How Edwards cooks up the Timberwolves’ positive chemistry

Nickeil Alexander-Walker, in his fifth year in the NBA, said he has never laughed more during a season than the guard has this one with the Timberwolves.

One reason: Anthony Edwards.

"He's gonna make fun of himself. He's gonna make fun of everybody," said Alexander-Walker, who Edwards once accused of dressing way too nicely after a game.

Take postgame after the team's 109-106 victory over Atlanta on Friday, when Edwards, in a room full of reporters, made fun of a large designer bag center Karl-Anthony Towns had in front of his locker. Edwards let him have it, joking that his daughter could fit in the suitcase.

But his jovial nature is also an indication of how the team's All-Star guard feels about Towns and the rest of his teammates.

"He's gonna laugh, and you got to take it," Alexander-Walker said. "You have to learn it's all love. If he's not making fun of you, chances are he don't really like you."

One reason the Wolves, who open the NBA playoffs on Saturday against Phoenix, have improved this season is because of how the team gets along.

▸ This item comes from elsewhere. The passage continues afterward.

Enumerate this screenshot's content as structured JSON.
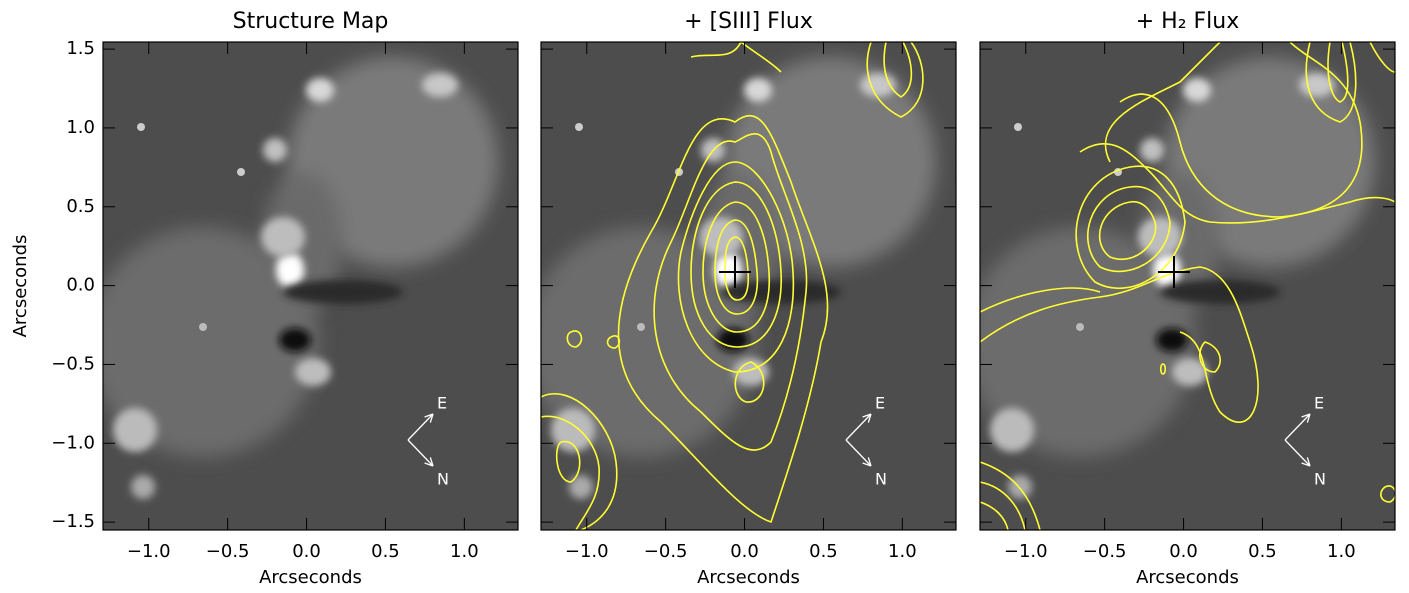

That's ironic given this is largely the same group that had one teammate, center Rudy Gobert, attempt to punch another, forward Kyle Anderson, during the last game of the regular season a year ago.

Embracing teammates

The Wolves seem to embrace each other for what everyone does well, and they don't dwell on flaws.

"The emotional intelligence of this group is one of the best I've ever been around," coach Chris Finch said. "As a team, there's a lot of awareness about who they are as players and who their teammates are. That's where it starts."

That becomes evident in how the team, and Edwards specifically, relate to Gobert and Towns, two players who have had well-publicized friction with teammates in the past. With Gobert, it was Donovan Mitchell in Utah and D'Angelo Russell for a short time in Minnesota. With Towns, it was Jimmy Butler when Butler was in Minnesota. In those instances, teammates criticized the two for perceived flaws in their games or poked fun at their personalities.

That made Gobert and Towns lightning rods for external criticism, but to Edwards, those are his guys. That's how he said he has always been toward teammates, dating to his days in Atlanta on youth football fields.

"You got to appreciate your teammates for what they great at. … For Rudy, he's probably gonna go down as a top-three defensive player of all time," Edwards said. "You can't talk about his [offensive] flaws. You have to talk about what he great at. He's been doing that at a phenomenal job this entire season. I'm just not the type of guy that be like, 'Aw, he's trash.' I'm always trying to uplift my teammates."

Edwards said there's much more good Towns can bring to the table for the team, that it isn't worth dwelling on when Towns might let emotions get the best of him.

"The stuff he do, you accept him for who he is," Edwards said. "We got a team full of people that's like, we gonna tell you about yourself, but we also gonna embrace each other. … I just pride myself on always wanting to see my teammates, a smile on they face."


That's not to say the team isn't willing to call each other out. Point guard Mike Conley said they're going to remind Towns to not go overboard in his reactions to things that go wrong in a game.

"He's still going to be KAT. He's going to have a possession where he does something crazy and we'll go, 'That's KAT.' But we're not going to let it fall to the side," Conley said. "We'll say, 'Hey, KAT, we need you to lock in.' We talk to him straight up. Like, we know you thought it was a foul, but I need you right now to go forward. He'll be like, 'You're right."

This is how the Wolves handle communication with each other, not just Towns. There's honesty and directness but always with a positive spin. The goal is to make everyone better and accentuate what they do well.

"We're going to give you latitude to make mistakes," Finch said. "But we got to get you being back to the best version of yourself."

Edwards is the one who helps set the tone with that. He has talked several times in the past about how hard Finch can coach him, and that sets an example for the rest of the team.

"He's the best at it," Anderson said. "Him and [Memphis guard Ja Morant] are two guys I've dealt with who are All-NBA talent, who both do a great job of accepting criticism or you can tell them, 'All right, you should've done this, or you messed up here.' Ant is one of the best teammates I ever had at accepting criticism or saying, 'I got you. I got to be better.'"

He also dishes credit when teammates deserve it. That gets noticed in the Wolves locker room when Edwards goes out of his way to shout out teammates who made contributions in a game.

"He sets a confidence level for a lot of guys," Conley said. "He could've had 40 points, and he's talking about the plays Nickeil made, Rudy made, me or anybody else. That's pretty cool he feels that way about us and he's celebrating our success."

And when someone messes up, Edwards isn't about to pass judgment. He knows he isn't perfect and neither are his teammates. That helps create an environment in which everyone can thrive.